By Jim Smith
In many ways, John Haag was a typical member of the Beat Generation in that he forsook a career in Academia or Madison Avenue, for a life dedicated to poverty, poetry and his community. But he was different in one important respect – he was political.
The Rochester, New York native studied Italian Literature at Harvard University. After graduation, he traveled to Rome where he met, and married, Anna Ricci. John soon became intrigued with rumors of something new coming out of Venice, California. He and his new wife moved here in 1959 and they soon became fixtures at the Venice West Cafe, which had been opened by poet Stuart Perkoff. When Perkoff got tired of running the dusk to dawn coffee house, he passed it on to John Kerivan, who in 1962, sold it to the Haags for a couple of hundred dollars.
Between John’s good humor and Anna’s Italian dinners, the place filled with poets, artists, and other rebels.
Unfortunately, it attracted the attention of the right-wing Santa Monica Evening Outlook which railed against the “bums and hobos.” The city of Los Angeles and the LAPD also took a dim view of the poets and their poetry. The Venice West was closed by police in September, 1964, for allowing “performances” (people reading their poetry) without a cabaret license.
At about the same time, Karl Rundberg, the L.A. City Councilmember for Venice, introduced an anti-bongo motion to prohibit drumming on the Ocean Front. It passed 11-2, with the notable opposition of Councilmember and future Mayor, Tom Bradley.
Haag recognized the assault on the Venice West, where poetry had been read for years, as part of a gentrification effort.

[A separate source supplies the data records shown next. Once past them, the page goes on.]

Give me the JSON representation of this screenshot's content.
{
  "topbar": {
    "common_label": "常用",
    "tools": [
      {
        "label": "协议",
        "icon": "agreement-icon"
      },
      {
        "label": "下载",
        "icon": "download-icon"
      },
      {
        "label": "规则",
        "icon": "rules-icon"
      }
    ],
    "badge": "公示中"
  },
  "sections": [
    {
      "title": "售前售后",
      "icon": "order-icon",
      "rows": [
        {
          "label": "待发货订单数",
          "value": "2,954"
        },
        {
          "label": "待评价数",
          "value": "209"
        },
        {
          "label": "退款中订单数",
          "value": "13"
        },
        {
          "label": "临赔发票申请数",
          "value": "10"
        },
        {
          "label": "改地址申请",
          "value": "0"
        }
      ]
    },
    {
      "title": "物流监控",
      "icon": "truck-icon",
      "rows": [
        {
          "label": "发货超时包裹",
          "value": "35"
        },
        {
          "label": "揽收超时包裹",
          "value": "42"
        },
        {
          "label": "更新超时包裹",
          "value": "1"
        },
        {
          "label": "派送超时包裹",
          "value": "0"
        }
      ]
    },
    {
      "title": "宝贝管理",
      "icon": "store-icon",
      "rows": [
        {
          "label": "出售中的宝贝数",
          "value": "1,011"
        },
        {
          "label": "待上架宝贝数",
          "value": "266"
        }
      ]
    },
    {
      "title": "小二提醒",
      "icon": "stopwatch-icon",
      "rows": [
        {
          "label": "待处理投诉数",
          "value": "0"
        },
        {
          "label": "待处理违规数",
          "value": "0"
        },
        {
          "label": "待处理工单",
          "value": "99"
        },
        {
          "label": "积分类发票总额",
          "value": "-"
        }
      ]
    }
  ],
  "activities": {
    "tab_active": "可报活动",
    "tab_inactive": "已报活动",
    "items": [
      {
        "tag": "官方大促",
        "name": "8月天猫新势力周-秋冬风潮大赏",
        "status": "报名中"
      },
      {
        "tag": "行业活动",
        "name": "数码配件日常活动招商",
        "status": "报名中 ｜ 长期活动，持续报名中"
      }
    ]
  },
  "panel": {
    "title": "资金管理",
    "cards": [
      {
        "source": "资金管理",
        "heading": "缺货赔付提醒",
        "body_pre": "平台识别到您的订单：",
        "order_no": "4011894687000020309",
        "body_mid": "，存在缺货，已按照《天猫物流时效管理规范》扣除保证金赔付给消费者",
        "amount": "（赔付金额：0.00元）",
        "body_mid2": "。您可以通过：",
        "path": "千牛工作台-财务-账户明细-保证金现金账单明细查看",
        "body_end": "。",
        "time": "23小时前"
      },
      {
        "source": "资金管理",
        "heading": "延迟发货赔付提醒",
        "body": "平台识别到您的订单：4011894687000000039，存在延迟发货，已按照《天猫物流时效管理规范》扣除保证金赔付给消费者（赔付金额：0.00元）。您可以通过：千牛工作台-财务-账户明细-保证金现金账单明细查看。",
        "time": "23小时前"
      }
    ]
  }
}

A move was afoot to create an urban renewal zone which would wipe out Venice, just as much of neighboring Ocean Park had been bulldozed.
The fight to save poetry at the Venice West awoke John’s talent for organizing. He led a campaign for free speech that ultimately won the support of the courts.
Next came an eviction notice from the landlord, Eugene del Genio. Haag again mobilized supporters and got the eviction withdrawn. By 1966, John and Anna decided the time had come to close the doors.
Meanwhile, Haag in 1962, had published a newsletter, the Spectre, that combined arts and community involvement. He also formed a Venice chapter of the ACLU, participated in the Venice Congress of Racial Equality (CORE), and long before it was popular, he was the co-chairman of the Los Angeles Committee to End the War in Vietnam.
John Haag went on to found a political party, the California Peace and Freedom Party, and a newspaper, the Free Venice Beachhead. He set the tone for a Venice variety of political radicals – soft spoken, poetry spouting, anarchistic and lovers of community.
He remained active in his beloved Venice through the 1980s, until ill health made him retire. For more than 25 years, there was scarcely an issue of concern to Venetians in which John Haag was not involved. He was a ceaseless organizer for progressive causes, running for lieutenant governor and state controller. He was instrumental in the 1972 third-party campaign for President by Dr. Benjamin Spock.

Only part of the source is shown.